Simon Callow was born in 1949 in London. He lived in Africa for three years, studied at the London Oratory School on his return and subsequently spent a year at Queen’s University Belfast, from which he ran away to become an actor. After three years training at the Drama Centre, he made his debut at the Edinburgh Festival in 1973, playing the front end of a horse in Büchner’s Woyzeck.
In 1979, he created the part of Mozart in the first production of Peter Shaffer’s Amadeus. He has appeared extensively with the RSC, the National Theatre, at the Royal Court, in the West End and all over the country. Over the years he has done a number of one-man plays including The Importance of Being Oscar, The Mystery of Charles Dickens, Being Shakespeare (in London, New York and Chicago), two sold-out seasons of A Christmas Carol at the Arts Theatre and Tuesday at Tesco’s in Edinburgh and New York. His films include Amadeus, A Room with a View, Shakespeare in Love, Four Weddings and a Funeral, Phantom of the Opera, Chemical Wedding, Late Bloomers, No Ordinary Trifle and Acts of Godfrey in which he plays God. He has directed over thirty shows, including Carmen Jones and the premieres of Shirley Valentine and Single Spies at the National Theatre.

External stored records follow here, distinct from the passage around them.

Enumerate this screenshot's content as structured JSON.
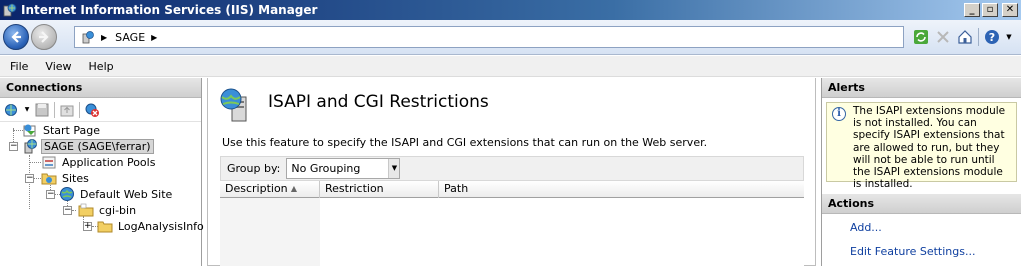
{
  "window": {
    "title": "Internet Information Services (IIS) Manager",
    "buttons": {
      "minimize": "_",
      "restore": "▫",
      "close": "✕"
    }
  },
  "address": {
    "crumbs": [
      "SAGE"
    ]
  },
  "menu": [
    "File",
    "View",
    "Help"
  ],
  "connections": {
    "header": "Connections",
    "tree": [
      {
        "label": "Start Page",
        "icon": "start-page-icon"
      },
      {
        "label": "SAGE (SAGE\\ferrar)",
        "icon": "server-icon",
        "selected": true
      },
      {
        "label": "Application Pools",
        "icon": "app-pools-icon"
      },
      {
        "label": "Sites",
        "icon": "sites-icon"
      },
      {
        "label": "Default Web Site",
        "icon": "globe-icon"
      },
      {
        "label": "cgi-bin",
        "icon": "folder-icon"
      },
      {
        "label": "LogAnalysisInfo",
        "icon": "folder-icon"
      }
    ]
  },
  "feature": {
    "title": "ISAPI and CGI Restrictions",
    "description": "Use this feature to specify the ISAPI and CGI extensions that can run on the Web server.",
    "group_by_label": "Group by:",
    "group_by_value": "No Grouping",
    "columns": [
      "Description",
      "Restriction",
      "Path"
    ]
  },
  "alerts": {
    "header": "Alerts",
    "message": "The ISAPI extensions module is not installed. You can specify ISAPI extensions that are allowed to run, but they will not be able to run until the ISAPI extensions module is installed."
  },
  "actions": {
    "header": "Actions",
    "items": [
      "Add...",
      "Edit Feature Settings..."
    ]
  }
}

He has written 14 books, including a memoir Love is Where It Falls, biographies of Charles Laughton and Orson Welles, and a number of books about the theatre, starting with Being an Actor and recently continuing with My Life in Pieces, which won the coveted Sheridan Morley Award. His biography of Dickens, Charles Dickens and the Great Theatre of the World, was published in 2012; his biography of Wagner, Being Wagner, appeared earlier this year.